Lasst uns das Alter mit Liebe umfassen! Es ist voller Genüsse, wenn man es zu nutzen weiß. Am besten schmecken die Früchte, wenn sie zu Neige gehen; der Charme der Kindheit ist an ihrem Ende am größten; die Zechenden genießen besonders den letzten Trunk, jenen, der sie versinken lässt und ihren Rausch vollkommen macht; jede Lust spart ihren schönsten Reiz auf bis zum Schluss. Am reizvollsten ist das Lebensalter, das sich schon neigt, doch noch nicht dem Ende entgegenstürzt, und auch jenes, das schon an der Schwelle des Todes steht, hat, wie ich meine, seine eigenen Freuden. Oder gerade das tritt an die Stelle der Genüsse, dass man auf sie alle verzichten kann. Wie wunderbar ist es, seine Leidenschaften gebändigt und hinter sich gelassen zu haben! "Es ist sehr unerfreulich", sagst du, "den Tod vor Augen zu haben." Erstens muss ein Greis genauso mit ihm rechnen wie ein junger Mann (wir werden ja nicht nach Altersklassen abberufen); und zweitens ist niemand so alt, dass es unverschämt wäre, auf noch einen Tag zu hoffen.
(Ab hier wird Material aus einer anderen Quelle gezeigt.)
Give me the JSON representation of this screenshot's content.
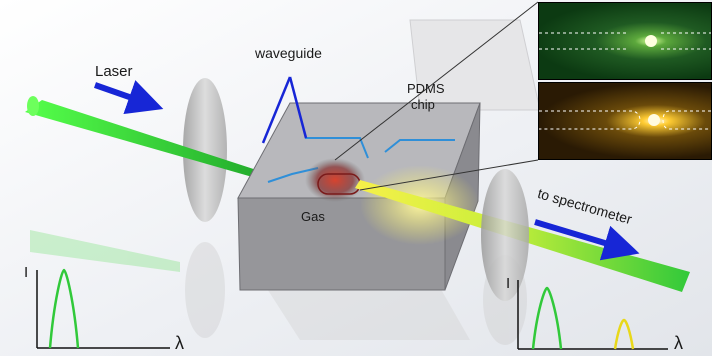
{
  "labels": {
    "laser": "Laser",
    "waveguide": "waveguide",
    "pdms_line1": "PDMS",
    "pdms_line2": "chip",
    "gas": "Gas",
    "to_spectrometer": "to spectrometer"
  },
  "spectrum_left": {
    "y_axis": "I",
    "x_axis": "λ"
  },
  "spectrum_right": {
    "y_axis": "I",
    "x_axis": "λ"
  },
  "colors": {
    "laser_green": "#39d33a",
    "scatter_yellow": "#f3e83a",
    "arrow_blue": "#1726d6",
    "waveguide_blue": "#2f8fd8",
    "chip_gray": "#8f8f8f"
  },
  "insets": [
    {
      "name": "green-emission-micrograph",
      "tint": "#0c3a12"
    },
    {
      "name": "yellow-emission-micrograph",
      "tint": "#2a1a04"
    }
  ]
}
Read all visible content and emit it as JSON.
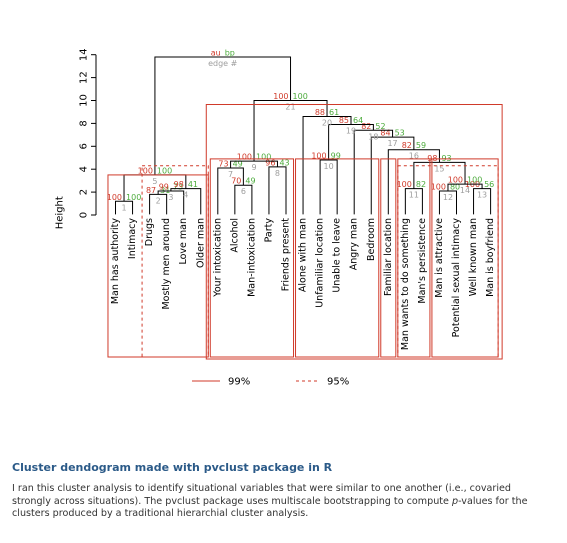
{
  "caption": {
    "title": "Cluster dendogram made with pvclust package in R",
    "body_before_p": "I ran this cluster analysis to identify situational variables that were similar to one another (i.e., covaried strongly across situations).  The pvclust package uses multiscale bootstrapping to compute ",
    "p_symbol": "p",
    "body_after_p": "-values for the clusters produced by a traditional hierarchial cluster analysis."
  },
  "colors": {
    "au": "#d03a2a",
    "bp": "#4cab3c",
    "edge": "#9e9e9e",
    "rect": "#d03a2a",
    "tree": "#000000"
  },
  "chart_data": {
    "type": "dendrogram",
    "ylabel": "Height",
    "ylim": [
      0,
      14
    ],
    "yticks": [
      0,
      2,
      4,
      6,
      8,
      10,
      12,
      14
    ],
    "header_labels": {
      "au": "au",
      "bp": "bp",
      "edge": "edge #"
    },
    "legend": [
      {
        "label": "99%",
        "style": "solid"
      },
      {
        "label": "95%",
        "style": "dashed"
      }
    ],
    "leaves": [
      "Man has authority",
      "Intimacy",
      "Drugs",
      "Mostly men around",
      "Love man",
      "Older man",
      "Your intoxication",
      "Alcohol",
      "Man-intoxication",
      "Party",
      "Friends present",
      "Alone with man",
      "Unfamiliar location",
      "Unable to leave",
      "Angry man",
      "Bedroom",
      "Familiar location",
      "Man wants to do something",
      "Man's persistence",
      "Man is attractive",
      "Potential sexual intimacy",
      "Well known man",
      "Man is boyfriend"
    ],
    "merges": [
      {
        "id": 1,
        "left": "L1",
        "right": "L2",
        "height": 1.2,
        "au": 100,
        "bp": 100
      },
      {
        "id": 2,
        "left": "L3",
        "right": "L4",
        "height": 1.8,
        "au": 87,
        "bp": 31
      },
      {
        "id": 3,
        "left": "M2",
        "right": "L5",
        "height": 2.1,
        "au": 99,
        "bp": 73
      },
      {
        "id": 4,
        "left": "M3",
        "right": "L6",
        "height": 2.3,
        "au": 98,
        "bp": 41
      },
      {
        "id": 5,
        "left": "M1",
        "right": "M4",
        "height": 3.5,
        "au": 100,
        "bp": 100
      },
      {
        "id": 6,
        "left": "L8",
        "right": "L9",
        "height": 2.6,
        "au": 70,
        "bp": 49
      },
      {
        "id": 7,
        "left": "L7",
        "right": "M6",
        "height": 4.1,
        "au": 73,
        "bp": 49
      },
      {
        "id": 8,
        "left": "L10",
        "right": "L11",
        "height": 4.2,
        "au": 96,
        "bp": 43
      },
      {
        "id": 9,
        "left": "M7",
        "right": "M8",
        "height": 4.7,
        "au": 100,
        "bp": 100
      },
      {
        "id": 10,
        "left": "L13",
        "right": "L14",
        "height": 4.8,
        "au": 100,
        "bp": 99
      },
      {
        "id": 11,
        "left": "L18",
        "right": "L19",
        "height": 2.3,
        "au": 100,
        "bp": 82
      },
      {
        "id": 12,
        "left": "L20",
        "right": "L21",
        "height": 2.1,
        "au": 100,
        "bp": 80
      },
      {
        "id": 13,
        "left": "L22",
        "right": "L23",
        "height": 2.3,
        "au": 100,
        "bp": 56
      },
      {
        "id": 14,
        "left": "M12",
        "right": "M13",
        "height": 2.7,
        "au": 100,
        "bp": 100
      },
      {
        "id": 15,
        "left": "M11",
        "right": "M14",
        "height": 4.6,
        "au": 98,
        "bp": 93
      },
      {
        "id": 16,
        "left": "L17",
        "right": "M15",
        "height": 5.7,
        "au": 82,
        "bp": 59
      },
      {
        "id": 17,
        "left": "L16",
        "right": "M16",
        "height": 6.8,
        "au": 84,
        "bp": 53
      },
      {
        "id": 18,
        "left": "L15",
        "right": "M17",
        "height": 7.4,
        "au": 82,
        "bp": 52
      },
      {
        "id": 19,
        "left": "M10",
        "right": "M18",
        "height": 7.9,
        "au": 85,
        "bp": 64
      },
      {
        "id": 20,
        "left": "L12",
        "right": "M19",
        "height": 8.6,
        "au": 88,
        "bp": 61
      },
      {
        "id": 21,
        "left": "M9",
        "right": "M20",
        "height": 10.0,
        "au": 100,
        "bp": 100
      },
      {
        "id": 22,
        "left": "M5",
        "right": "M21",
        "height": 13.8,
        "au": "au",
        "bp": "bp"
      }
    ],
    "rectangles": [
      {
        "from_leaf": 1,
        "to_leaf": 6,
        "style": "solid"
      },
      {
        "from_leaf": 7,
        "to_leaf": 23,
        "style": "solid"
      },
      {
        "from_leaf": 7,
        "to_leaf": 11,
        "style": "solid"
      },
      {
        "from_leaf": 12,
        "to_leaf": 16,
        "style": "solid"
      },
      {
        "from_leaf": 17,
        "to_leaf": 17,
        "style": "solid"
      },
      {
        "from_leaf": 18,
        "to_leaf": 19,
        "style": "solid"
      },
      {
        "from_leaf": 20,
        "to_leaf": 23,
        "style": "solid"
      },
      {
        "from_leaf": 3,
        "to_leaf": 6,
        "style": "dashed"
      },
      {
        "from_leaf": 18,
        "to_leaf": 23,
        "style": "dashed"
      }
    ]
  }
}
Gewährt uns die Gottheit noch den morgigen Tag, wollen wir ihn in Freuden annehmen. Der ist wahrhaftig glücklich und sorgenfrei Herr seiner selbst, der das Morgen ohne Bangen erwartet. Wer [abends] sagen kann: "Ich habe gelebt", der erhebt sich täglich zu seinem Gewinn.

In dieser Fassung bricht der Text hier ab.